April 6, 2012


Hooded and cloaked to conceal their identities, the penitents
walk solemnly.  Many choose to walk barefoot, an additional
penance promised to God to absolve their sins.
I've had more religion in the past seven days than in the past 38 years.  Sinners cloaked in dark velvet hoods, a penance for sins held private for too long.  Flowered balconies brimming with pinks and purples as tearful saetas spill out over the masses below.  And crowds by the thousands, every one of them stretching skyward on tiptoes pinched in shinny new shoes as necks strain to see the Virgen float by on the broken shoulders of the costaleros.  This is Semana Santa in Spain.  This is Holy Week.

Our nights in the pueblo have been late, the mood somber.  We follow the priest up the main street to the town plaza as the float bearing Christ nailed to the cross maneuvers the tight corners of the callejon atop shoulders of school children.  It is in a word, humbling.  There are twelve stops along the way, each one just long enough for the costaleros to catch their breath and the priest to detail yet another station of the cross.  The pueblo is quiet, pensive, respectful save for the wayward Vespa that buzzes down an empty sidestreet in hopes of finding an open bar to catch the last half of the futbol game.  Tonight, this Good Friday, we will be back at the plaza for one last procession.  The two brotherhoods of the pueblo will carry their floats atop the shoulders of weeping men.  The two groups will weave in and out of our narrow pueblo streets until they meet in the main plaza thus reuiniting Mary and her Son.

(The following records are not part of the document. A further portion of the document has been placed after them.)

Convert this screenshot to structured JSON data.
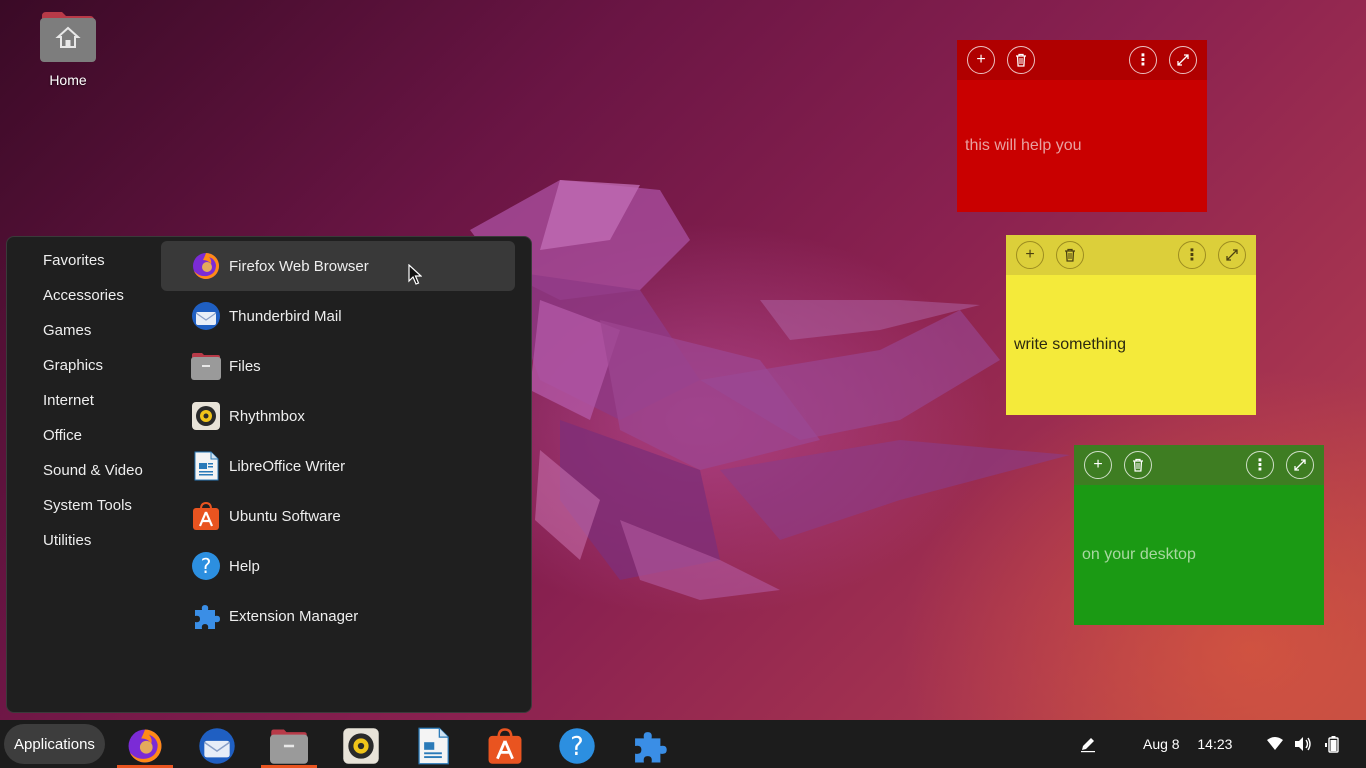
{
  "desktop": {
    "home_label": "Home"
  },
  "notes": [
    {
      "text": "this will help you",
      "color": "#c90000"
    },
    {
      "text": "write something",
      "color": "#f4ea3a"
    },
    {
      "text": "on your desktop",
      "color": "#1b9a14"
    }
  ],
  "menu": {
    "categories": [
      "Favorites",
      "Accessories",
      "Games",
      "Graphics",
      "Internet",
      "Office",
      "Sound & Video",
      "System Tools",
      "Utilities"
    ],
    "apps": [
      {
        "label": "Firefox Web Browser",
        "icon": "firefox-icon"
      },
      {
        "label": "Thunderbird Mail",
        "icon": "thunderbird-icon"
      },
      {
        "label": "Files",
        "icon": "files-icon"
      },
      {
        "label": "Rhythmbox",
        "icon": "rhythmbox-icon"
      },
      {
        "label": "LibreOffice Writer",
        "icon": "writer-icon"
      },
      {
        "label": "Ubuntu Software",
        "icon": "ubuntu-software-icon"
      },
      {
        "label": "Help",
        "icon": "help-icon"
      },
      {
        "label": "Extension Manager",
        "icon": "extension-manager-icon"
      }
    ],
    "active_index": 0
  },
  "taskbar": {
    "applications_label": "Applications",
    "date": "Aug 8",
    "time": "14:23",
    "accent": "#e95420"
  }
}
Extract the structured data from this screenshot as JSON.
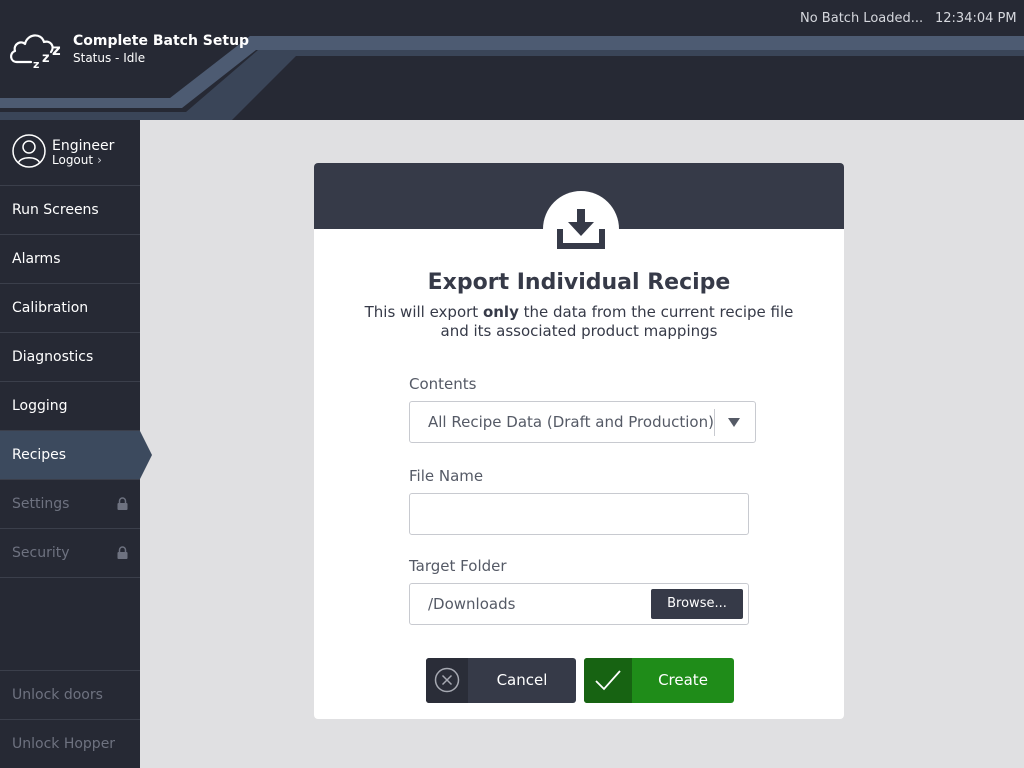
{
  "header": {
    "title": "Complete Batch Setup",
    "status": "Status - Idle",
    "batch_status": "No Batch Loaded...",
    "time": "12:34:04 PM",
    "app_icon": "sleeping-cloud-icon"
  },
  "user": {
    "name": "Engineer",
    "logout_label": "Logout",
    "avatar_icon": "user-avatar-icon"
  },
  "sidebar": {
    "items": [
      {
        "label": "Run Screens",
        "active": false,
        "locked": false
      },
      {
        "label": "Alarms",
        "active": false,
        "locked": false
      },
      {
        "label": "Calibration",
        "active": false,
        "locked": false
      },
      {
        "label": "Diagnostics",
        "active": false,
        "locked": false
      },
      {
        "label": "Logging",
        "active": false,
        "locked": false
      },
      {
        "label": "Recipes",
        "active": true,
        "locked": false
      },
      {
        "label": "Settings",
        "active": false,
        "locked": true
      },
      {
        "label": "Security",
        "active": false,
        "locked": true
      }
    ],
    "bottom_items": [
      {
        "label": "Unlock doors"
      },
      {
        "label": "Unlock Hopper"
      }
    ]
  },
  "dialog": {
    "icon": "download-icon",
    "title": "Export Individual Recipe",
    "description_before": "This will export ",
    "description_bold": "only",
    "description_after": " the data from the current recipe file and its associated product mappings",
    "contents_label": "Contents",
    "contents_value": "All Recipe Data (Draft and Production)",
    "file_name_label": "File Name",
    "file_name_value": "",
    "target_folder_label": "Target Folder",
    "target_folder_value": "/Downloads",
    "browse_label": "Browse...",
    "cancel_label": "Cancel",
    "create_label": "Create"
  },
  "colors": {
    "header_bg": "#262934",
    "accent_band": "#4d5b72",
    "active_nav": "#3c4a5e",
    "create_green": "#1f8c19",
    "cancel_dark": "#363a48"
  }
}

This float is called El Cristo de la Caridad   It is mounted on a
handcarved rosewood platform dating back to the early1500s &
weighs over 1500 kilos.  And it was carried on the backs of men 
who march in unsion underneath its massive weight.
Semana Santa in Spain is serious stuff.  It's over the top.  Excessive.  So totally Spanish and even dare I say, somewhat hypocritical.  This is not the Hallmark Easter of colored eggs and fluffy white bunnies.  And I'm fine with that.  To witness grown men drop to their knees, heads bowed and hands clasped tightly as tears roll from cheek to chin and then drop to knuckle I realize it's not something you explain but perhaps, if you're lucky, just maybe it's something you feel.